相手の持つ雰囲気に呑まれて圧倒され、言葉を交わすこともならずたじたじとなってしまうことがままあるようだ。空手の名人大山増達の武勇伝を描いた漫画『空手バカ一代』にそんな一場面がある。修業を重ねて向かう所敵なしという境地に至った大山が、ある時往来で二人のヤクザ者に出くわす。二人は大山の鋭い眼光に恐れをなし、その場で尻餅をついてしまうのである。「にらみ倒し事件」と呼ばれ、その筋には喧伝されたという。

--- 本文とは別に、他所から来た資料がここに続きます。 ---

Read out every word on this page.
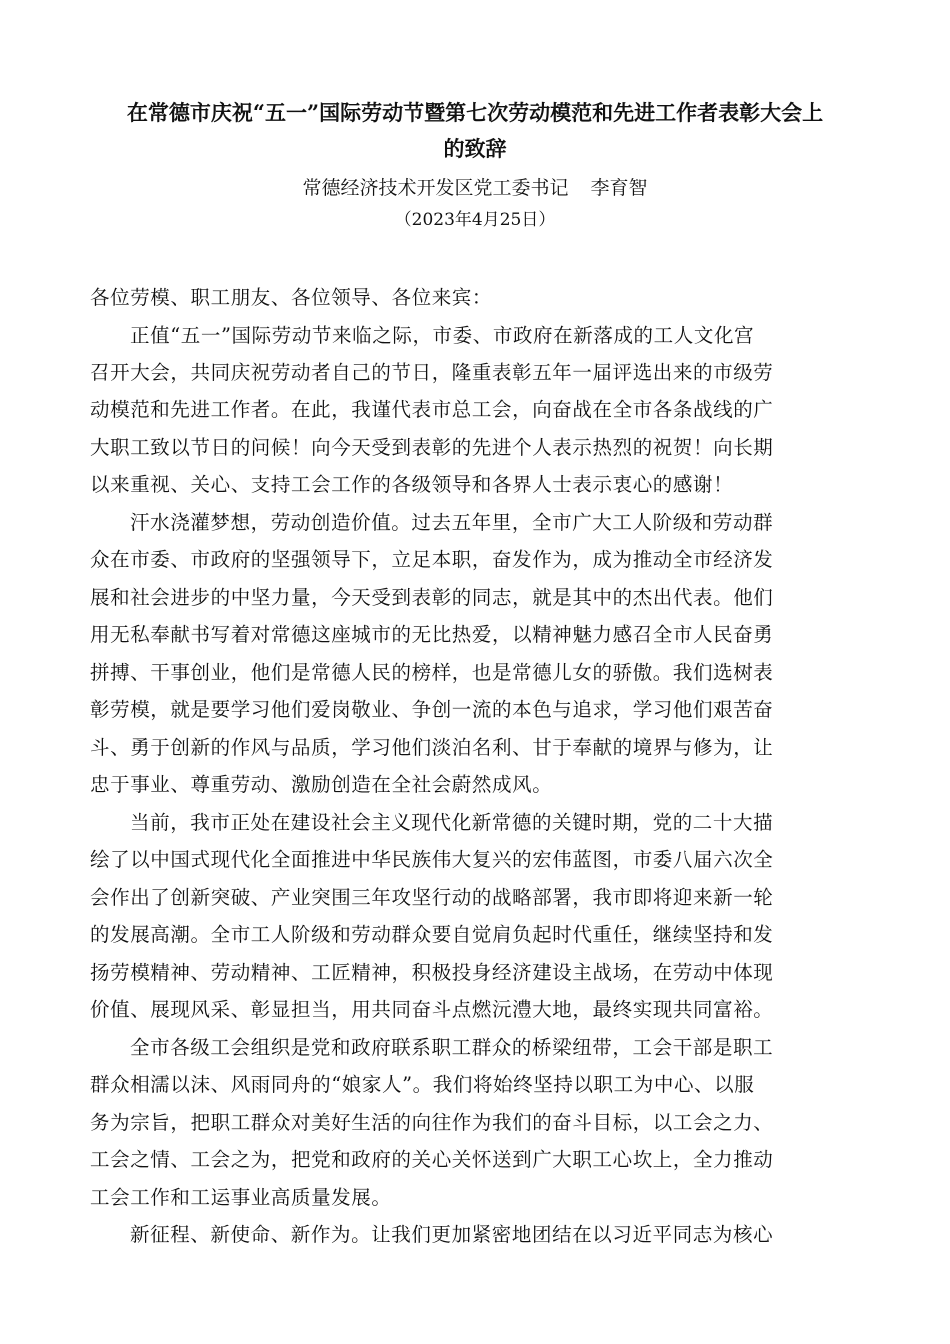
在常德市庆祝“五一”国际劳动节暨第七次劳动模范和先进工作者表彰大会上
的致辞
常德经济技术开发区党工委书记 李育智
（2023年4月25日）
各位劳模、职工朋友、各位领导、各位来宾：
正值“五一”国际劳动节来临之际，市委、市政府在新落成的工人文化宫
召开大会，共同庆祝劳动者自己的节日，隆重表彰五年一届评选出来的市级劳
动模范和先进工作者。在此，我谨代表市总工会，向奋战在全市各条战线的广
大职工致以节日的问候！向今天受到表彰的先进个人表示热烈的祝贺！向长期
以来重视、关心、支持工会工作的各级领导和各界人士表示衷心的感谢！
汗水浇灌梦想，劳动创造价值。过去五年里，全市广大工人阶级和劳动群
众在市委、市政府的坚强领导下，立足本职，奋发作为，成为推动全市经济发
展和社会进步的中坚力量，今天受到表彰的同志，就是其中的杰出代表。他们
用无私奉献书写着对常德这座城市的无比热爱，以精神魅力感召全市人民奋勇
拼搏、干事创业，他们是常德人民的榜样，也是常德儿女的骄傲。我们选树表
彰劳模，就是要学习他们爱岗敬业、争创一流的本色与追求，学习他们艰苦奋
斗、勇于创新的作风与品质，学习他们淡泊名利、甘于奉献的境界与修为，让
忠于事业、尊重劳动、激励创造在全社会蔚然成风。
当前，我市正处在建设社会主义现代化新常德的关键时期，党的二十大描
绘了以中国式现代化全面推进中华民族伟大复兴的宏伟蓝图，市委八届六次全
会作出了创新突破、产业突围三年攻坚行动的战略部署，我市即将迎来新一轮
的发展高潮。全市工人阶级和劳动群众要自觉肩负起时代重任，继续坚持和发
扬劳模精神、劳动精神、工匠精神，积极投身经济建设主战场，在劳动中体现
价值、展现风采、彰显担当，用共同奋斗点燃沅澧大地，最终实现共同富裕。
全市各级工会组织是党和政府联系职工群众的桥梁纽带，工会干部是职工
群众相濡以沫、风雨同舟的“娘家人”。我们将始终坚持以职工为中心、以服
务为宗旨，把职工群众对美好生活的向往作为我们的奋斗目标，以工会之力、
工会之情、工会之为，把党和政府的关心关怀送到广大职工心坎上，全力推动
工会工作和工运事业高质量发展。
新征程、新使命、新作为。让我们更加紧密地团结在以习近平同志为核心
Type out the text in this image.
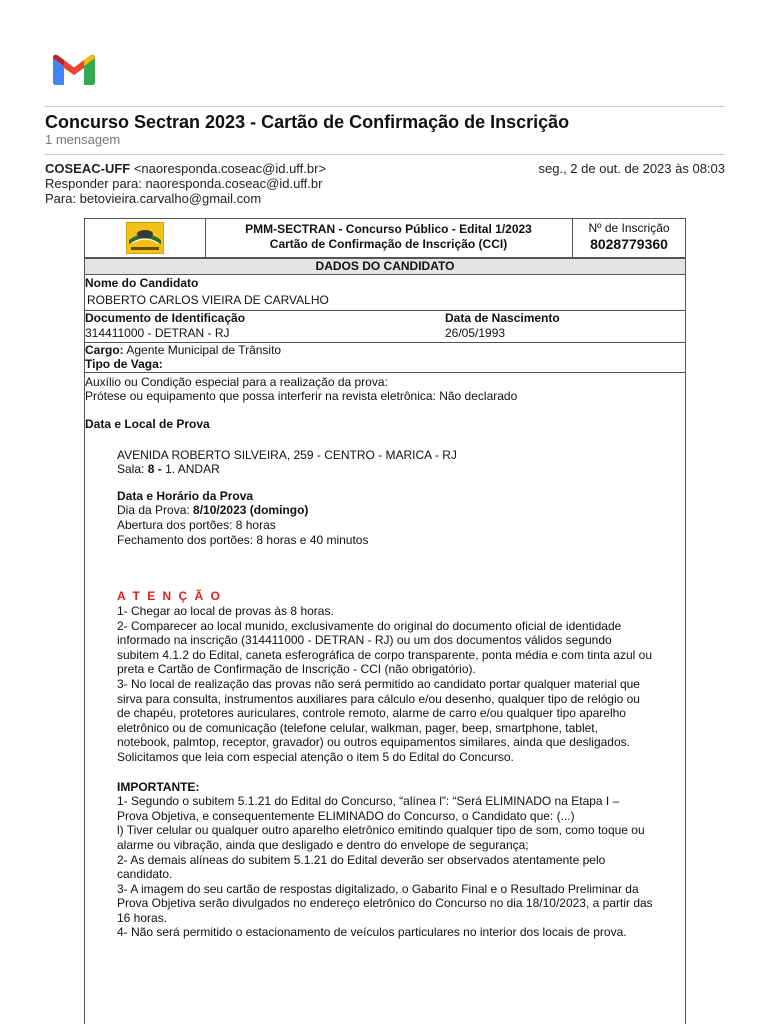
Concurso Sectran 2023 - Cartão de Confirmação de Inscrição
1 mensagem
COSEAC-UFF <naoresponda.coseac@id.uff.br>	seg., 2 de out. de 2023 às 08:03
Responder para: naoresponda.coseac@id.uff.br
Para: betovieira.carvalho@gmail.com
PMM-SECTRAN - Concurso Público - Edital 1/2023
Cartão de Confirmação de Inscrição (CCI)
Nº de Inscrição
8028779360
DADOS DO CANDIDATO
Nome do Candidato
ROBERTO CARLOS VIEIRA DE CARVALHO
Documento de Identificação
314411000 - DETRAN - RJ
Data de Nascimento
26/05/1993
Cargo: Agente Municipal de Trânsito
Tipo de Vaga:
Auxílio ou Condição especial para a realização da prova:
Prótese ou equipamento que possa interferir na revista eletrônica: Não declarado
Data e Local de Prova
AVENIDA ROBERTO SILVEIRA, 259 - CENTRO - MARICA - RJ
Sala: 8 - 1. ANDAR
Data e Horário da Prova
Dia da Prova: 8/10/2023 (domingo)
Abertura dos portões: 8 horas
Fechamento dos portões: 8 horas e 40 minutos
A T E N Ç Ã O

1- Chegar ao local de provas às 8 horas.

2- Comparecer ao local munido, exclusivamente do original do documento oficial de identidade informado na inscrição (314411000 - DETRAN - RJ) ou um dos documentos válidos segundo subitem 4.1.2 do Edital, caneta esferográfica de corpo transparente, ponta média e com tinta azul ou preta e Cartão de Confirmação de Inscrição - CCI (não obrigatório).

3- No local de realização das provas não será permitido ao candidato portar qualquer material que sirva para consulta, instrumentos auxiliares para cálculo e/ou desenho, qualquer tipo de relógio ou de chapéu, protetores auriculares, controle remoto, alarme de carro e/ou qualquer tipo aparelho eletrônico ou de comunicação (telefone celular, walkman, pager, beep, smartphone, tablet, notebook, palmtop, receptor, gravador) ou outros equipamentos similares, ainda que desligados. Solicitamos que leia com especial atenção o item 5 do Edital do Concurso.

IMPORTANTE:

1- Segundo o subitem 5.1.21 do Edital do Concurso, “alínea l”: “Será ELIMINADO na Etapa I – Prova Objetiva, e consequentemente ELIMINADO do Concurso, o Candidato que: (...)

l) Tiver celular ou qualquer outro aparelho eletrônico emitindo qualquer tipo de som, como toque ou alarme ou vibração, ainda que desligado e dentro do envelope de segurança;

2- As demais alíneas do subitem 5.1.21 do Edital deverão ser observados atentamente pelo candidato.

3- A imagem do seu cartão de respostas digitalizado, o Gabarito Final e o Resultado Preliminar da Prova Objetiva serão divulgados no endereço eletrônico do Concurso no dia 18/10/2023, a partir das 16 horas.

4- Não será permitido o estacionamento de veículos particulares no interior dos locais de prova.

ははあ、どうせこれは原作者梶原一騎の創作だろうと思っていたところ、そうでもなかった。

大山門下の一人である真樹日佐夫によれば、昭和30年代の池袋で、門下生三人が腕試しと称してヤクザ者らを殴り倒したことがあった。被害者からの訴えにより、門下生らは地元暴力団の組長から呼び出される。勇を鼓して三人が組事務所へ行くと、組長が一人ぽつんと坐っている。「途中で大山に会わなかったか。いきなり現われて、弟子の不行跡は目溢(めこぼ)し願いたいと土下座していきよった。今回の件は水に流すんで、どうか引き取ってくれ。わしもまだ命は惜しいんでな」と震えながら葉巻に火を付けている。ひと息つくと、「びびったところを若い者に見られとうないんで、全員追い出したが……」とつぶやき、「大山のあの鬼の目に射竦(いすく)められて怖かったのなんのって!」と背筋に氷を負ったたような表情で言い捨てた〈『蘇る伝説「大山道場」読本』―2000年1月発行、日本スポーツ出版社―〉。

老いていたとはいえ、その筋の組長である。それを震え上がらせたというのだから、にらみ倒しも本当だったのだろう。